The Global Network for Women's and Children's Health Research conducted the trial with the results published this month in the New England Journal of Medicine.
Professor Fabian Esamai, MBChB, MMed, MPH, PhD, and Paul Nyongesa, MBChB, MMed (ObGy), PhD (ANT), from Moi University and Sherri Bucher, PhD, MA, and Osayame Ekhaguere, MBBS, MPH, MSc, from IU led the Kenya site which enrolled 3,673 mothers. Overall the study enrolled 29,000 mothers in Bangladesh, the Democratic Republic of the Congo, Guatemala, India, Kenya, Pakistan and Zambia. The original study design called for enrolling 34,000 mothers, but the clear maternal benefit resulted in the study concluding early.
“These findings have the potential to change clinical practice by providing a safe, effective and low-cost approach to reduce the global burden of maternal sepsis and death,” said Diana W. Bianchi, M.D., director of NIH’s Eunice Kennedy Shriver National Institute of Child Health and Human Development (NICHD), in a press release about the study. “We urgently need effective strategies to prevent pregnancy-related infections, which account for roughly 10 percent of maternal deaths worldwide.” NICHD was the primary funder of the trial along with the Bill & Melinda Gates Foundation and the Foundation for the National Institutes of Health.

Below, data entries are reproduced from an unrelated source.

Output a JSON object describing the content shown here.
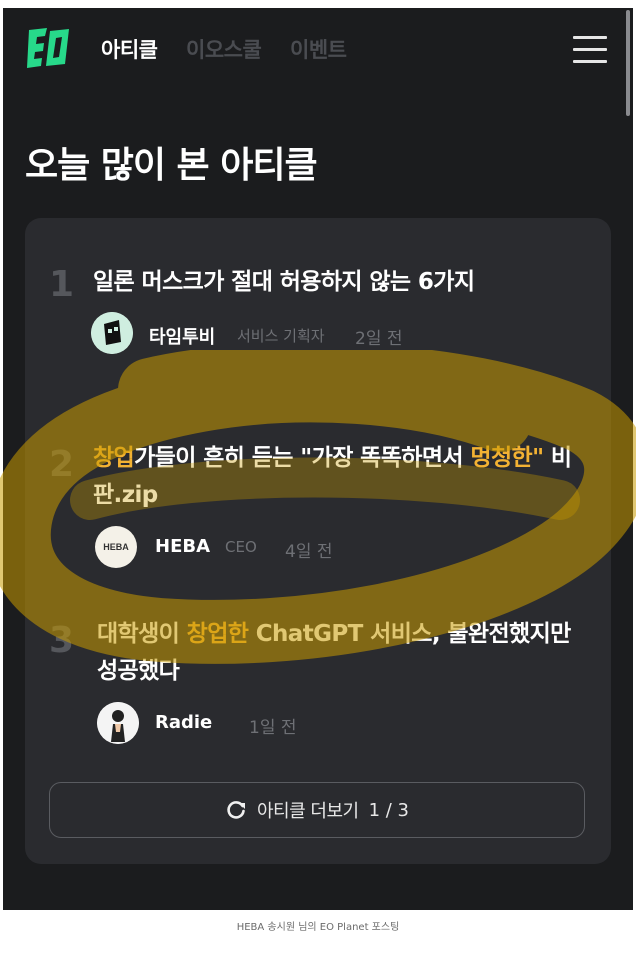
{
  "nav": {
    "tabs": [
      {
        "label": "아티클",
        "active": true
      },
      {
        "label": "이오스쿨",
        "active": false
      },
      {
        "label": "이벤트",
        "active": false
      }
    ],
    "logo_icon": "eo-logo",
    "menu_icon": "hamburger-menu-icon"
  },
  "section": {
    "title": "오늘 많이 본 아티클"
  },
  "articles": [
    {
      "rank": "1",
      "title": "일론 머스크가 절대 허용하지 않는 6가지",
      "author": "타임투비",
      "role": "서비스 기획자",
      "time": "2일 전"
    },
    {
      "rank": "2",
      "title_parts": [
        "창업",
        "가들이 흔히 듣는 \"가장 똑똑하면서 ",
        "멍청한\"",
        " 비판.zip"
      ],
      "author": "HEBA",
      "avatar_text": "HEBA",
      "role": "CEO",
      "time": "4일 전"
    },
    {
      "rank": "3",
      "title_parts": [
        "대학생이 ",
        "창업한",
        " ChatGPT 서비스, 불완전했지만 성공했다"
      ],
      "author": "Radie",
      "role": "",
      "time": "1일 전"
    }
  ],
  "more_button": {
    "label": "아티클 더보기",
    "page": "1 / 3",
    "icon": "refresh-icon"
  },
  "caption": "HEBA 송시원 님의 EO Planet 포스팅",
  "colors": {
    "background": "#1b1c1e",
    "card": "#2a2b2f",
    "highlight": "#f3b233",
    "logo": "#27d98a"
  }
}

“The top three causes of maternal mortality are infections, hypertensive disorders and hemorrhage,” said Professor Esamai, professor of child health and pediatrics at Moi University. “If widely adopted and scaled-up, this simple intervention could potentially save thousands of lives of new mothers every year.”

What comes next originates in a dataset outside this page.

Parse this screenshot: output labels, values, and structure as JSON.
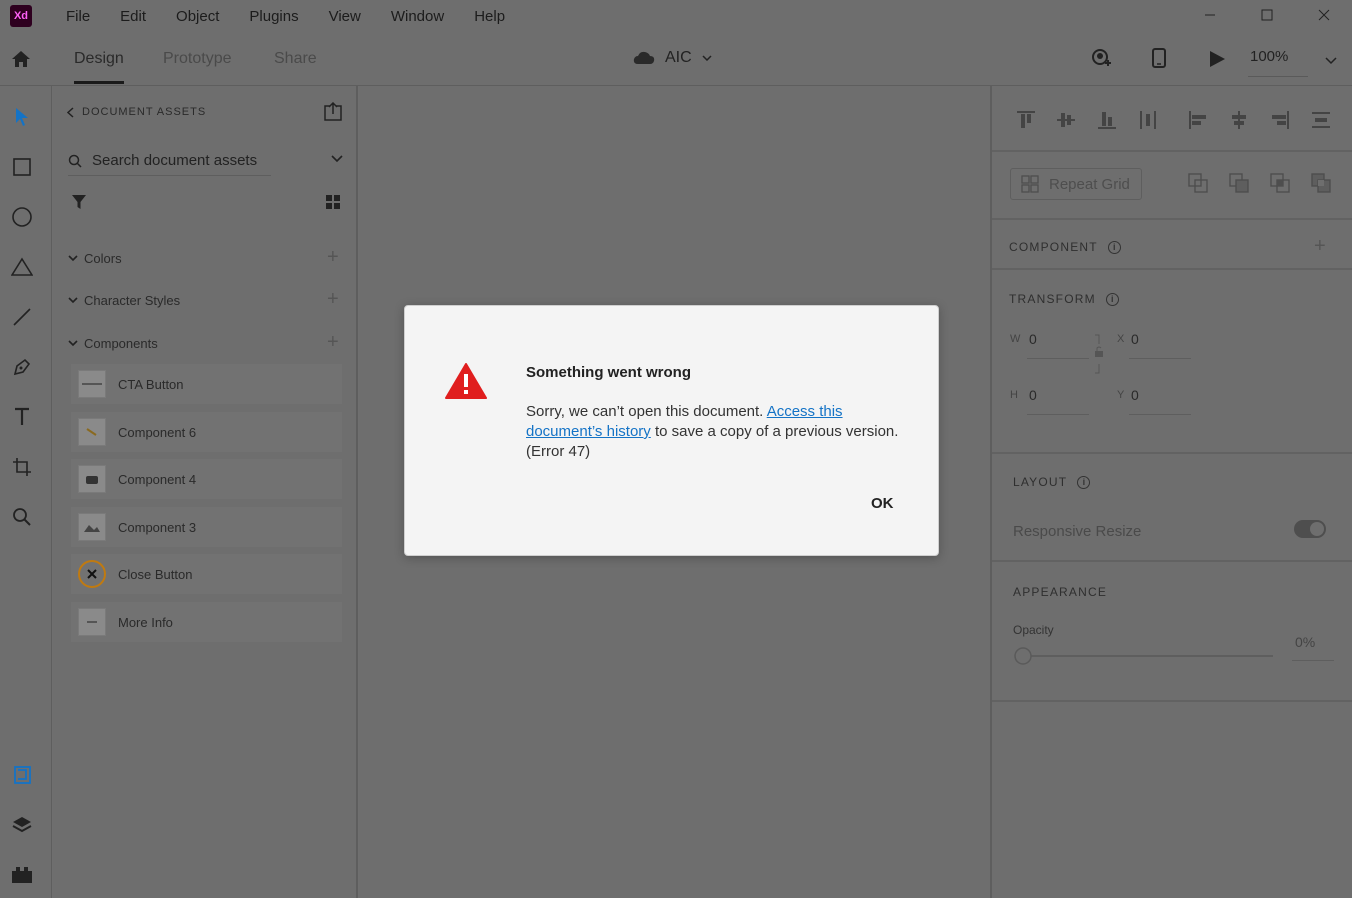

“No baby should ever be left motherless, for lack of access to basic medications,” added Dr. Bucher, associate professor of pediatrics at IU. “Through this study and others like it, we know these interventions save lives, but moving from knowledge to implementation will be the next challenge.”

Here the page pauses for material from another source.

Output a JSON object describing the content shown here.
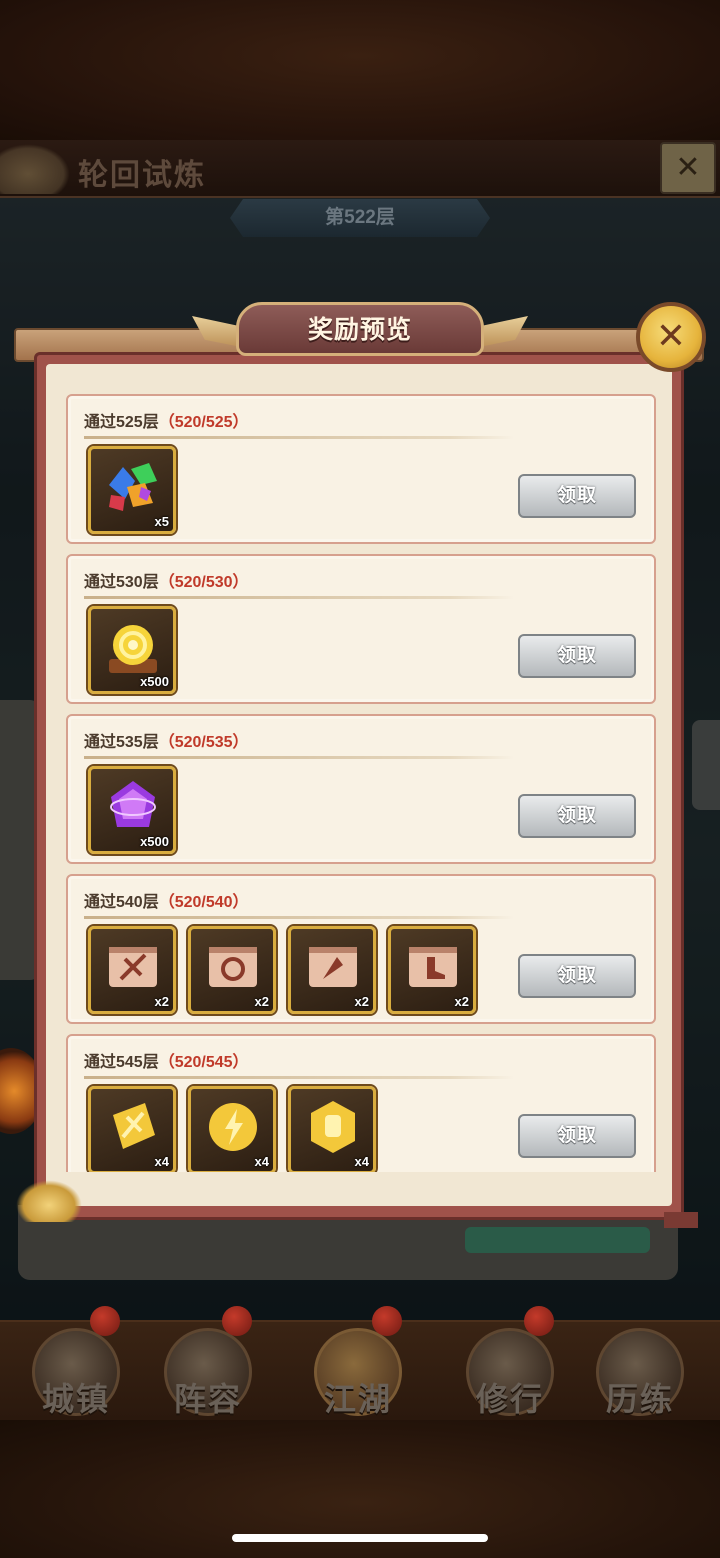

The study was led by the University of Alabama-Birmingham and their colleagues in Lusaka, Zambia. Each site in the Global Network is a collaboration between investigators in low- and middle-income countries and the U.S.
“Complex studies such as A-Plus are only possible through long-term, sustainable partnerships such as the relationship IU and Moi University have created through AMPATH Kenya and the Global Network,” said. Dr. Ekhaguere, assistant professor of pediatrics at IU School of Medicine.
The Global Network A-PLUS team is continuing a sub-study to explore patterns of antimicrobial resistance and potential changes to the maternal or neonatal microbiome to provide additional data to policymakers who will decide whether to recommend that administration of 2g of azithromycin during labor becomes standard of care in low- and middle-income countries. Determining the local patterns of antimicrobial resistance to azithromycin is important since such resistance would render its use for prophylaxis less effective.
Dr. Nyongesa, senior lecturer at Moi University, added appreciation for the mothers around the world who volunteered for the study. “The mothers who enrolled in the study are the true heroes and their contribution to our scientific knowledge will move us closer to our goal of lowering maternal and neonatal mortality globally.”